Centre for Music backers press on with plans after being thrown funding lifeline earlier this year

Backers of the planned new home of the London Symphony Orchestra have begun the hunt for a design team for the venue set to replace the current home of the Museum of London.

The scheme, which has an estimated price tag of £278 million, seemed doomed last November when Theresa May’s government withdrew funding.

Former chancellor George Osborne had previously allocated £5.5 million at the end of 2015 to bankroll a detailed business plan.

But the scheme, called the Centre for Music, was handed a lifeline earlier this year when the City of London Corporation pledged up to £2.5 million to help produce the business case which is due to be completed at the end of next year.

The Centre for Music project, led by partners the Barbican, London Symphony Orchestra and Guildhall School of Music & Drama under the leadership of conductor Simon Rattle, wants a concept design that will be sent in along with the business case next December.

Teams have been asked to consist of an architect, building service engineer, civil and structural engineer, acoustician and theatre consultant.

As well as a concert hall, the scheme will include education, training and digital spaces along with “significant supporting commercial areas”.

The Museum of London is relocating to a new site in nearby West Smithfield with that project, designed by Stanton Williams and Asif Khan, set to open in 2022.

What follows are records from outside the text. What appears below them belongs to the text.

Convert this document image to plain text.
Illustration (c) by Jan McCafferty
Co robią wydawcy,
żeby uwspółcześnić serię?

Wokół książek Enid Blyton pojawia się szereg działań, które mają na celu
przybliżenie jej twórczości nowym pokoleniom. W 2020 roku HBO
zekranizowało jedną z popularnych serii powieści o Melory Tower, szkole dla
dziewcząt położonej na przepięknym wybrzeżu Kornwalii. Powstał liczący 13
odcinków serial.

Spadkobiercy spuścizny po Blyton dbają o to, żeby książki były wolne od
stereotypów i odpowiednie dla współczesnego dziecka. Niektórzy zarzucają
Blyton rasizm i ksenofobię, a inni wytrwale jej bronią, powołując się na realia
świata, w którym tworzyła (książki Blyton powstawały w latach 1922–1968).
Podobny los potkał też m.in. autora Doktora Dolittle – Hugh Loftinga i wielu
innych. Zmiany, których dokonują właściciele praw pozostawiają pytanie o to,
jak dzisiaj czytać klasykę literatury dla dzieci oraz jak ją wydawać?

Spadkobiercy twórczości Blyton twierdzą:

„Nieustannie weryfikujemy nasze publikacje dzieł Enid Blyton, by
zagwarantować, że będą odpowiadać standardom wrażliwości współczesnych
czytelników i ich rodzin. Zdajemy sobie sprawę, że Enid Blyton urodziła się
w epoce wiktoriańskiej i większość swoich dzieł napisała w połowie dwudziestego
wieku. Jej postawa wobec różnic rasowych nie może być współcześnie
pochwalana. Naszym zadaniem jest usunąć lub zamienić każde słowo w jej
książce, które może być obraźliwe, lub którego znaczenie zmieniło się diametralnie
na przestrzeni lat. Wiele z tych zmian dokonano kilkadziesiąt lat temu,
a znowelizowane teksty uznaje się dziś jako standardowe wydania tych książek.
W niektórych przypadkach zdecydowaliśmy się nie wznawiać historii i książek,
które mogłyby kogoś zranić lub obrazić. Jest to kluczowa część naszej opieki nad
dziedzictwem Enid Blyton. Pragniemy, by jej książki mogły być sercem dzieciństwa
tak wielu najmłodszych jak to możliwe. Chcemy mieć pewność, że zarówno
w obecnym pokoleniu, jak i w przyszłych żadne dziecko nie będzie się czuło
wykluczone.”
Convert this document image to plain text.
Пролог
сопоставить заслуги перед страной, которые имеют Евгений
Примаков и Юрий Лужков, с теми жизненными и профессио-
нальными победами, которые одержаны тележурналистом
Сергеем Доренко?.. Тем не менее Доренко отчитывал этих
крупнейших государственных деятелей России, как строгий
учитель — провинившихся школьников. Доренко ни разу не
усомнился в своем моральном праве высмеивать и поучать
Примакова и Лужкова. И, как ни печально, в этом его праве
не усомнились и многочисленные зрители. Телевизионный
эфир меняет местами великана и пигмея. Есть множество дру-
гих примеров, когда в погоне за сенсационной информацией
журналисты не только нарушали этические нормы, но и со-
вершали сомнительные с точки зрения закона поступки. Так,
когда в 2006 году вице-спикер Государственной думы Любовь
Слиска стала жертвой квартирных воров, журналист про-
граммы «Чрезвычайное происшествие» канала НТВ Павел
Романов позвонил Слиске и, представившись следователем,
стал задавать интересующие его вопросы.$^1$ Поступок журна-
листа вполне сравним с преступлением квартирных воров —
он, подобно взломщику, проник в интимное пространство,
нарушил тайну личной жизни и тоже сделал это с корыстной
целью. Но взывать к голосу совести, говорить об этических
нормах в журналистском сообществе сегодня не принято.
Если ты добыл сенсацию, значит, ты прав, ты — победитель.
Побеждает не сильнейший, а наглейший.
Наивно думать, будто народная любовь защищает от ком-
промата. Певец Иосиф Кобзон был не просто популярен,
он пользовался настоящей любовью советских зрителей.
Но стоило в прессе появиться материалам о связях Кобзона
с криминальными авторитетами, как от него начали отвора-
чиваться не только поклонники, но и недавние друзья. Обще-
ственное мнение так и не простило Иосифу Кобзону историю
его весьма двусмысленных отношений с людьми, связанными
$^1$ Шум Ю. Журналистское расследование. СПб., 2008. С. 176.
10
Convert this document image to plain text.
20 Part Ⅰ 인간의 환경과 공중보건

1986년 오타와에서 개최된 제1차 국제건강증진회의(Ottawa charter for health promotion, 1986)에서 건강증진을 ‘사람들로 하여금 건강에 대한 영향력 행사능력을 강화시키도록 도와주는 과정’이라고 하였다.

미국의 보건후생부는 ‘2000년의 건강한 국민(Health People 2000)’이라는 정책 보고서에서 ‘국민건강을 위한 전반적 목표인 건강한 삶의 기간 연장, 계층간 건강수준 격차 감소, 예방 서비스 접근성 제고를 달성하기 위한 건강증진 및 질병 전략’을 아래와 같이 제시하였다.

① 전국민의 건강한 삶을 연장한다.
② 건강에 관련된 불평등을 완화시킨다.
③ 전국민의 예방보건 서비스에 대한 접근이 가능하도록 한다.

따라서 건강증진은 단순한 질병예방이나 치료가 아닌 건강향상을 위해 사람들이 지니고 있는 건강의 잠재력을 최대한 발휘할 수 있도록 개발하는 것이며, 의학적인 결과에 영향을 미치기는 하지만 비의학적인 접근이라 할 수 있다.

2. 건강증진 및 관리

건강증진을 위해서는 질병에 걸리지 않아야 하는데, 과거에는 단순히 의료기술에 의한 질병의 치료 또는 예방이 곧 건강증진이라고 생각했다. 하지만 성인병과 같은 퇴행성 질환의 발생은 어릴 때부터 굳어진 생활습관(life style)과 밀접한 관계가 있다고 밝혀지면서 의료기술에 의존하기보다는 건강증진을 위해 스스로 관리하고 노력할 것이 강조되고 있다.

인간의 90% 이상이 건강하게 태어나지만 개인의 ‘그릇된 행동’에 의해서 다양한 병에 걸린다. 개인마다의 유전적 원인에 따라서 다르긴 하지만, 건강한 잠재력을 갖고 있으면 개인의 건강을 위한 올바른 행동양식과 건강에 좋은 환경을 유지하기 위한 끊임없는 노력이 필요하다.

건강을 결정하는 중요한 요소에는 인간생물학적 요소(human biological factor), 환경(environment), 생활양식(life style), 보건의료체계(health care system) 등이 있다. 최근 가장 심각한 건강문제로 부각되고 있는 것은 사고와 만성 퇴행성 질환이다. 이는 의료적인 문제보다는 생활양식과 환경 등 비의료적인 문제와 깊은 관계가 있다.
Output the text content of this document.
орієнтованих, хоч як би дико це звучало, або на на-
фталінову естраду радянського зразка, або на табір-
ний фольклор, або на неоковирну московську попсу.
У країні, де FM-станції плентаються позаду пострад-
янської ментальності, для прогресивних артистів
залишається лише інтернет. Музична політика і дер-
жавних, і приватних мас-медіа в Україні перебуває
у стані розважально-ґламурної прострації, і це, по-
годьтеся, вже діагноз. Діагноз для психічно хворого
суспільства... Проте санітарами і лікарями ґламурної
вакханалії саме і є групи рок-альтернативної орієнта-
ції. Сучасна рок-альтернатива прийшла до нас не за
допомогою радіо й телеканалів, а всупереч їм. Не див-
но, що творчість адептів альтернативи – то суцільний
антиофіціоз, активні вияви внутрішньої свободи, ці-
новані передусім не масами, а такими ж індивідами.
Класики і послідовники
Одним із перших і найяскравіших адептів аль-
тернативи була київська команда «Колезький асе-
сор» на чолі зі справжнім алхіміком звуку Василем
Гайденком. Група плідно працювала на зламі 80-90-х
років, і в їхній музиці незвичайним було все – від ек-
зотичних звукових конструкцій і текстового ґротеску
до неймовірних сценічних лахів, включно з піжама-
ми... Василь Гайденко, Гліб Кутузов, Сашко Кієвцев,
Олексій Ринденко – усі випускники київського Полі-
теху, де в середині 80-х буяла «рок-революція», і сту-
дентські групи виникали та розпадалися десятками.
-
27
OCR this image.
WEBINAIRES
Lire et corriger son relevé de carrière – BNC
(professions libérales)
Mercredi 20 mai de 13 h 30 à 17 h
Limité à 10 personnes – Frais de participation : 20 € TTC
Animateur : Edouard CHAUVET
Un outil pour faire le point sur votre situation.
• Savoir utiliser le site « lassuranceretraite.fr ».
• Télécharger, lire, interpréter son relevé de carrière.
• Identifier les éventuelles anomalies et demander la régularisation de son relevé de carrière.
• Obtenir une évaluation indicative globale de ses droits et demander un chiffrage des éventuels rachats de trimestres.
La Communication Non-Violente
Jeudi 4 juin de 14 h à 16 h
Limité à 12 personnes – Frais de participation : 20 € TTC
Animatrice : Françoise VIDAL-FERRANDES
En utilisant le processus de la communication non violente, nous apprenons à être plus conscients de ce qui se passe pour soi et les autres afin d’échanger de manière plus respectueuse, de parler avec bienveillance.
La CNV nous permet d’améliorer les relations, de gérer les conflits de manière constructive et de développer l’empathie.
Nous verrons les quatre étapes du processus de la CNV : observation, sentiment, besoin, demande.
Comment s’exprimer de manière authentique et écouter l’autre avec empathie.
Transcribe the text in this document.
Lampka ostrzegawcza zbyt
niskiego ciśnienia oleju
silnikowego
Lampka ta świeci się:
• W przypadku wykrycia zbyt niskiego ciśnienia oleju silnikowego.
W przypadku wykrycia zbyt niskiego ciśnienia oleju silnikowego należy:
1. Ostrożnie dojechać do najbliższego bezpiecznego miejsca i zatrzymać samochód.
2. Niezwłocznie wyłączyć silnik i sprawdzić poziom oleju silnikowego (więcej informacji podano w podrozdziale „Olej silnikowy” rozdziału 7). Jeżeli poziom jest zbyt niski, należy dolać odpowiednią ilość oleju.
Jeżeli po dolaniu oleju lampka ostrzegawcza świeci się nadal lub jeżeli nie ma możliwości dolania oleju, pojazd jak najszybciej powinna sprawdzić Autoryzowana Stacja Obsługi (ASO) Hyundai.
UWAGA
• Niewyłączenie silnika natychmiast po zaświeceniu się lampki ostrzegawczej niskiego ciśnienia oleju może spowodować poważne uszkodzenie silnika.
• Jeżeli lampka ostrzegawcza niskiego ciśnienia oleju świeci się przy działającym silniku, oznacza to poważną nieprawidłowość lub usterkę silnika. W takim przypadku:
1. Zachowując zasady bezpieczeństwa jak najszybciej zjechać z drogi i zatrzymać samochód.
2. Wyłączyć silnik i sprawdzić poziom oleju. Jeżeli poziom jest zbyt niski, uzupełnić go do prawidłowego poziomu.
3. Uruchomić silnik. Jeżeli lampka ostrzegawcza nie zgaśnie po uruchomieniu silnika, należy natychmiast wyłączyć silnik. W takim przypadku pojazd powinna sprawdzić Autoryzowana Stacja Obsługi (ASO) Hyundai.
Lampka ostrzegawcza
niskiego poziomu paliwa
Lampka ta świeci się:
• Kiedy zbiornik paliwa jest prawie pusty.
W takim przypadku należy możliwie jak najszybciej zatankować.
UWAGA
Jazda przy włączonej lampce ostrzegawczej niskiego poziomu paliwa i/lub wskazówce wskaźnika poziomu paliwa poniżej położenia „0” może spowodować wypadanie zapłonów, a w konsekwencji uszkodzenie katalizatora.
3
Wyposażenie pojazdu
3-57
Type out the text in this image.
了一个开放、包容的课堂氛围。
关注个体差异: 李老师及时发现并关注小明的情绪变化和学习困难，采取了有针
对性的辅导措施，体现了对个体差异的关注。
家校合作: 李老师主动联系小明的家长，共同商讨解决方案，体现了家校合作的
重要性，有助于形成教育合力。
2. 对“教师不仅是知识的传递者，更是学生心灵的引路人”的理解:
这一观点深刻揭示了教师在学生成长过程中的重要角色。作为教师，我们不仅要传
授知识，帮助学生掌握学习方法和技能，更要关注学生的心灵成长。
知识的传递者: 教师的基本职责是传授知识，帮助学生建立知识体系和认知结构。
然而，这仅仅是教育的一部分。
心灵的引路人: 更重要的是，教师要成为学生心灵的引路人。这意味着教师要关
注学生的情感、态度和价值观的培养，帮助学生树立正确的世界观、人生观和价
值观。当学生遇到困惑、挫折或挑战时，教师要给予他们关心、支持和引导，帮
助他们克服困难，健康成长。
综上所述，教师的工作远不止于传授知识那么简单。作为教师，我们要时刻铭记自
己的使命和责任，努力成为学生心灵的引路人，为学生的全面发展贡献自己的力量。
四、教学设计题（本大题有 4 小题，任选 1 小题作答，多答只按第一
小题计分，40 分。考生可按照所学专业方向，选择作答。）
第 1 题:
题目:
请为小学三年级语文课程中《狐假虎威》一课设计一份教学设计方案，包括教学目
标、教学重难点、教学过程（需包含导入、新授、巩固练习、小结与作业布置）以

Under the Centre for Music plans, the existing Museum of London at London Wall will be torn down.

Appointing an architect is the first stage of the process with practices given until June 9 to send in their submissions. Details on how to enter can be found here.

Up to six firms will be shortlisted and asked to send in tenders with each firm picking up an honorarium of £10,000.

The panel that will pick an architect winner includes Rattle, London Symphony Orchestra managing director Kathryn McDowell, Royal Opera House chief executive Alex Beard along with Eva Jiricna Architects founder Eva Jiricna, Publica director Lucy Musgrave and LSE professor of urban studies Ricky Burdett.